Tauler, Johannes - Zitate

Auf, meine Seele, auf Alle, die ihr durch das theure Blut Christi erlöset seid, laßt uns mit brünstiger Andacht unter den schönen Baum des Kreuzes treten, der so liebliche Früchte des Lebens trägt. Laßt uns Himmel und Erde und Alles, was darinnen ist, aufrufen, um Gott zu loben und zu danken. Lasset uns sprechen: Preiset mit mir den Herrn, denn er hat Wunder gethan unter uns; lobet und rühmet mit mir den Herrn, denn seine Barmherzigkeit ist groß über uns! O Engelgeister, kommet mit mir auf den Berg Golgatha, sehet euren König auf seinem Throne. O ihr Alle, die ihr Christi Glieder sein wollt, ich bitte euch mit weinenden Augen, schauet doch euren Erlöser an, wie er an dem hohen Kreuzespfahl hängt. Sehet die Größe seines Schmerzes, erkennet den Greuel eurer Sünden und rufet mit wehmüthiger Stimme: O Jesu, unsere Liebe und einiges Verlangen, welche Güte hat Dich bewogen, unsere Missethat zu tragen und uns vom Tode zu erlösen, ja vom ewigen Tode?1)

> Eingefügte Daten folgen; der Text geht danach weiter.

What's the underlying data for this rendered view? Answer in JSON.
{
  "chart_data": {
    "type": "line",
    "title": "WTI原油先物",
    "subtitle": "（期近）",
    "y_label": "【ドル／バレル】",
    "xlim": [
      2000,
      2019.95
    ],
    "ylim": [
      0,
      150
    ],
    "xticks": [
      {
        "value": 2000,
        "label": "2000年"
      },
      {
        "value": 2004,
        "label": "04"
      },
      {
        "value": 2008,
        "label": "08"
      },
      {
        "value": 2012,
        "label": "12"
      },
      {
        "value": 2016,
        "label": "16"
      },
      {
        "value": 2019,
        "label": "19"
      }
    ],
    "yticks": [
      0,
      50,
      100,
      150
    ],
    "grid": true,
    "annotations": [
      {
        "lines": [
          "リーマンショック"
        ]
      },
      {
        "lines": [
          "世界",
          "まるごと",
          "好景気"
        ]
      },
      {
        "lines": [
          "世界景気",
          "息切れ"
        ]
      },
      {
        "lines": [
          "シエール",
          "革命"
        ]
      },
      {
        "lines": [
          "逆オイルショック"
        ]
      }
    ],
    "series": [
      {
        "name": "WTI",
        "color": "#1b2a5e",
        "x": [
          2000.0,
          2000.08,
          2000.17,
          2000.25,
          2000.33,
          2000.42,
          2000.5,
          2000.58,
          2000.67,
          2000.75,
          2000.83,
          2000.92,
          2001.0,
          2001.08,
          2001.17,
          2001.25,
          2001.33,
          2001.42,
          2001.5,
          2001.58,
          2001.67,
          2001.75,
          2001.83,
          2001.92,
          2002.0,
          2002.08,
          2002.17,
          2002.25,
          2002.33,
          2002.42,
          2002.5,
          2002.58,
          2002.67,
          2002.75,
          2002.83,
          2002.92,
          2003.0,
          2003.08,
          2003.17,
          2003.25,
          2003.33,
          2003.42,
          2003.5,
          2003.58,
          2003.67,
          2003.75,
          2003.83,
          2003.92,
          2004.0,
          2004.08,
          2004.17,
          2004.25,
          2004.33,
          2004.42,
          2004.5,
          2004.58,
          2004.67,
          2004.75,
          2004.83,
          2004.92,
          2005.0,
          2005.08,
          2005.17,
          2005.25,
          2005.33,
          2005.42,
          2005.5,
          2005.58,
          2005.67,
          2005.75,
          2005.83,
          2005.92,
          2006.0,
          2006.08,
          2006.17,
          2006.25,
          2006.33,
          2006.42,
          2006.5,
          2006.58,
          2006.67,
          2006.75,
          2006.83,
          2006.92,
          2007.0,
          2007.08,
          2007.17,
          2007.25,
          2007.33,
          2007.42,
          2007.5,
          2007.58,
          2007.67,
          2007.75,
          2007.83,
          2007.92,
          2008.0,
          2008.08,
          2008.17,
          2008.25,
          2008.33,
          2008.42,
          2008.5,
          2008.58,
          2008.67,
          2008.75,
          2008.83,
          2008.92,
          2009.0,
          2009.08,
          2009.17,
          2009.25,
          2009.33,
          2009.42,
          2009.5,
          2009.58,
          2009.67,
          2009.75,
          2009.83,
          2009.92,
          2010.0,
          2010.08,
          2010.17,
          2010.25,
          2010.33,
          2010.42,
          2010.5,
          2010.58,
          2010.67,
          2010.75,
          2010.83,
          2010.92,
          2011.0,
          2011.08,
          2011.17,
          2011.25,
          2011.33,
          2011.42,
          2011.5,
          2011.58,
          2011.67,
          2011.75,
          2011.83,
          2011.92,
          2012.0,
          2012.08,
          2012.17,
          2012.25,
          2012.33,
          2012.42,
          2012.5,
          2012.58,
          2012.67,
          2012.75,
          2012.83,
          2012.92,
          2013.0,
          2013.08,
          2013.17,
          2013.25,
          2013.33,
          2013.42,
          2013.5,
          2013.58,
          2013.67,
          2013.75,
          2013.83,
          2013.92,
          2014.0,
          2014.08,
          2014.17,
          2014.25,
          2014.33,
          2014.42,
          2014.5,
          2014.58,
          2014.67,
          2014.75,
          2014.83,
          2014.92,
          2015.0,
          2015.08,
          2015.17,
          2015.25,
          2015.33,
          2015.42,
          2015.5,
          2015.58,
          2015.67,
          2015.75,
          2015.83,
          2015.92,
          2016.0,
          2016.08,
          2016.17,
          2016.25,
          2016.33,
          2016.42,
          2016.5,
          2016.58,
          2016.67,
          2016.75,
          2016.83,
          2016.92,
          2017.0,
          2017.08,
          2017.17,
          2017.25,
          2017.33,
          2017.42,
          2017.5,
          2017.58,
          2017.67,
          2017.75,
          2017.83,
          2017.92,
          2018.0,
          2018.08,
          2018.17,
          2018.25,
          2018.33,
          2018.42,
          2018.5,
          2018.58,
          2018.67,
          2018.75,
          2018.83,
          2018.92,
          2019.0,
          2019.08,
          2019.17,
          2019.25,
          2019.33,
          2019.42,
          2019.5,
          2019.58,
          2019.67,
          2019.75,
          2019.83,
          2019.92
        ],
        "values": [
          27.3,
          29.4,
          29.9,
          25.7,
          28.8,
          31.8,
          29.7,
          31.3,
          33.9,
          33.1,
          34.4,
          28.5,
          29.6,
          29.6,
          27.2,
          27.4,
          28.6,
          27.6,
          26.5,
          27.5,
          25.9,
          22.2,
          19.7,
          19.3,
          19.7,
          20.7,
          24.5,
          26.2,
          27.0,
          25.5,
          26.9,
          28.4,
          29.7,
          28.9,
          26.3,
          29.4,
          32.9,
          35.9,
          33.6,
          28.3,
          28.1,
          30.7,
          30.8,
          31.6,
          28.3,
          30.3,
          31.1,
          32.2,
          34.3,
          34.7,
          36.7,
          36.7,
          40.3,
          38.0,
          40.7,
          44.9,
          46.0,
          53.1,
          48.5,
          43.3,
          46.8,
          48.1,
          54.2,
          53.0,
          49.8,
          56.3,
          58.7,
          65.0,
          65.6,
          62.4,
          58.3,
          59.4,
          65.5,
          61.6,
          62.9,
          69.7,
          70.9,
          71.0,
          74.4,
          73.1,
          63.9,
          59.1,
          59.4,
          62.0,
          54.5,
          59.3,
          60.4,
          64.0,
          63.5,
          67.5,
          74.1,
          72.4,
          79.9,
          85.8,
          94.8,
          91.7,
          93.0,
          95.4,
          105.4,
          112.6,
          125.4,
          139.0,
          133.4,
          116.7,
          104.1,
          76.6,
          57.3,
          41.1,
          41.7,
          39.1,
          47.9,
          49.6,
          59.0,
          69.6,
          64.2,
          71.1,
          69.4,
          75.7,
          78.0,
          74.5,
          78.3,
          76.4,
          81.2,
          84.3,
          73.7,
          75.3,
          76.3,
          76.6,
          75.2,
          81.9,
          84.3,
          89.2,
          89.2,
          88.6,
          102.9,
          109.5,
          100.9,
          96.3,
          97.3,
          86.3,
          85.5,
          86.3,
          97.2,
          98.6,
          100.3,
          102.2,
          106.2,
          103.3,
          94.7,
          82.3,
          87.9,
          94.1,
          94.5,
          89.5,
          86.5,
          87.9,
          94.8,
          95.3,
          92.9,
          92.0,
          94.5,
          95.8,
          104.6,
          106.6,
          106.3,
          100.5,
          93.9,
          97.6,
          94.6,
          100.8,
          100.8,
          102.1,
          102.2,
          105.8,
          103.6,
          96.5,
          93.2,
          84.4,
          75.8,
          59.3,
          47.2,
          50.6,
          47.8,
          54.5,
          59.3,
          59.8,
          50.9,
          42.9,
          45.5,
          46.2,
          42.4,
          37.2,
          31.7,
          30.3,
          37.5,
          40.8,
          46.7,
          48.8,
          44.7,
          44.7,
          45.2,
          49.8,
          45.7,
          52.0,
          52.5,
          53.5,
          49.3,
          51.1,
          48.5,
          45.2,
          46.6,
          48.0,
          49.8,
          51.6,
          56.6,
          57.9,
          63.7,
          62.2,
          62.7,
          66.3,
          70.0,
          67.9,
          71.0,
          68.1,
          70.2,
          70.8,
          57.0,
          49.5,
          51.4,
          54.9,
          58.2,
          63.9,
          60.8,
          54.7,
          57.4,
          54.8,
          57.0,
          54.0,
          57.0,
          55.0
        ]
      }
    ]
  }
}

Zwar hatte das Feuer, welches der himmlische Vater in seinem Sohne der Erde gab, schon lange gebrannt, aber das Holz des Kreuzes brachte ihm neue Kräfte. Das Oel der Barmherzigkeit, welches hier hinzukam, steigerte seine Gluth, und die Schmähworte und Lästerungen der Juden drangen gleich einem heulenden Sturmwinde heran, der die Flamme bis gen Himmel emporschlagen ließ. Siehe, da ward selbst das kalte Herz des Schächers entzündet. Den Wirkungen einer solchen Liebe konnte er nicht länger widerstehen, inniges Mitleid ergriff ihn, und in laute Wehklagen brach er nicht über sein, sondern über des Herrn unschuldiges Leiden aus.2)


Ach wer sollte ohne herzliche Bewegung, ohne Betrübniß und Mitleiden das holde Angesicht Christi anschauen können, wie es erblaßt und in ein jämmerliches Todesbild verwandelt wird, wie die Augen brechen und von Thränen quellen, wie das Haupt sich neiget. O laßt uns doch Mitleiden mit ihm haben, er ist ja unser Fleisch und Blut, und die Sünden, welche ihn so schmählich tödten, sind nicht sein, sondern unser. Stehet still Alle, die ihr bisher mit lauem und kaltem Herzen an dem Kreuze vorübergegangen seid, und wenn euch die grausame Marter, die bittern Thränen, das heiße Blut Christi, das wie Wasser ausgeschüttet worden, nicht hat rühren können, so lasset doch wenigstens das starke Geschrei eures Heilandes euer Herz verwunden und durchdringen. Lasset die Stimme, vor der Himmel, Erde und Hölle erzittern, die Felsen zersprengt, Gräber aufthut, Todte erweckt, auch eure steinernen Herzen zerbrechen und die Gräber eures bösen Gewissens eröffnen. Das ist die Stimme, die dort im Paradiese gesprochen: Adam, wo bist Du? Das ist die Stimme, die an Lazarus Grabe rief: Lazare, komm heraus!3)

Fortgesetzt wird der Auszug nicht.